So it sounds like Ethnography is what fascinates me in general.
   I like watching subcultures emerge. For example, when the
   "bronies" came up as a 'thing' online a few years ago in a big
   way (I'm thinking around 2010/2011) it caught my notice, I
   befriended some, and even wrote up a nice defense for them,
   because they made sense. It wasn't long before boys in the 4th
   grade were identifying as bronies and I noticed how the presence
   of young kids in the movement started to sanitize the movement,
   the sexual elements gave way to horror elements which are more
   appropriate for that age range. I started noticing the growth of
   furries around the age ranges a couple of years later. Same
   ideas as I noticed with the bronies: What started off as an
   adult phenomenon moved down through the years, with teenage
   girls wearing cat ears and fur tails, but again, down to the
   elementary school ages as well, with girls and boys as young as
   8 identifying as furries, talking about being lupine and such.

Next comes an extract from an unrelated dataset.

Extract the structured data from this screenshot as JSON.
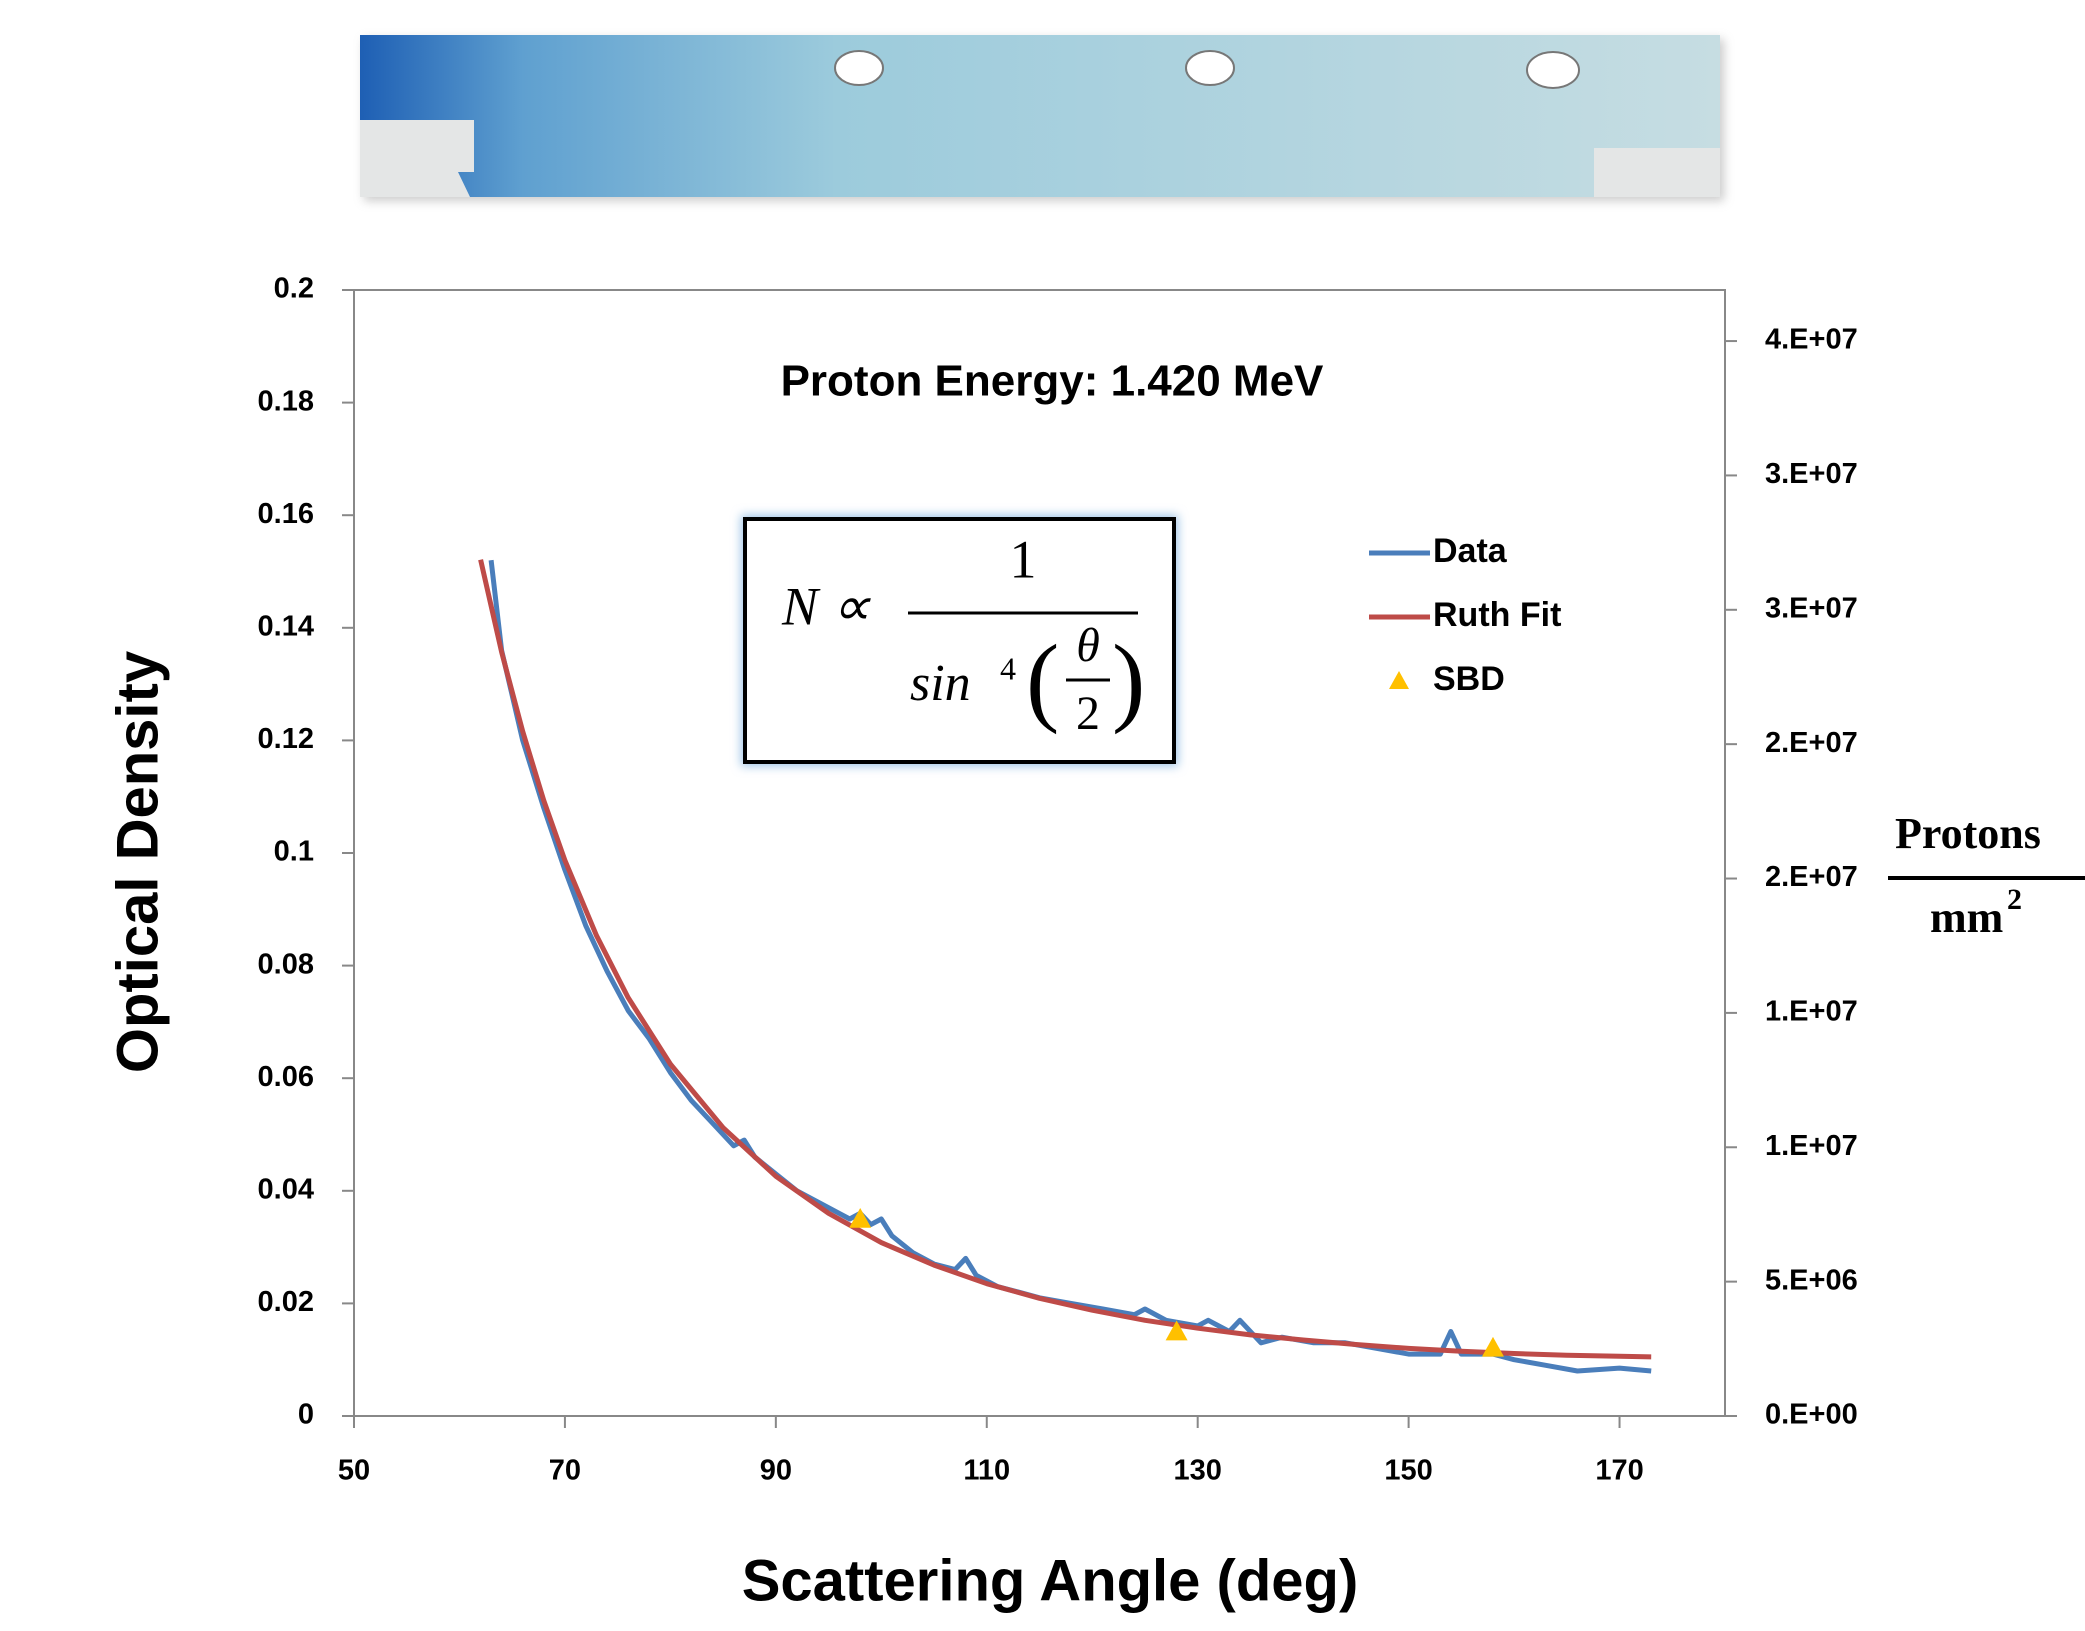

   So, I'm guessing this is ethnography? I suppose if I was writing
   a paper or book, which I have no interest in doing on the
   subject, it would be "Internet subcultures and their effects on
   Generation Z and their responses" - or something like that. My
   nephew's 10.5 and it was around when he was 6 that I started
   getting him prepared for internet culture by trying to stay a
   few steps ahead of him, getting a "lay of the land", and found
   looking at these trends as they emerge in social networks
   naturally quite fascinating, although I always had an interest
   in Internet culture and subcultures.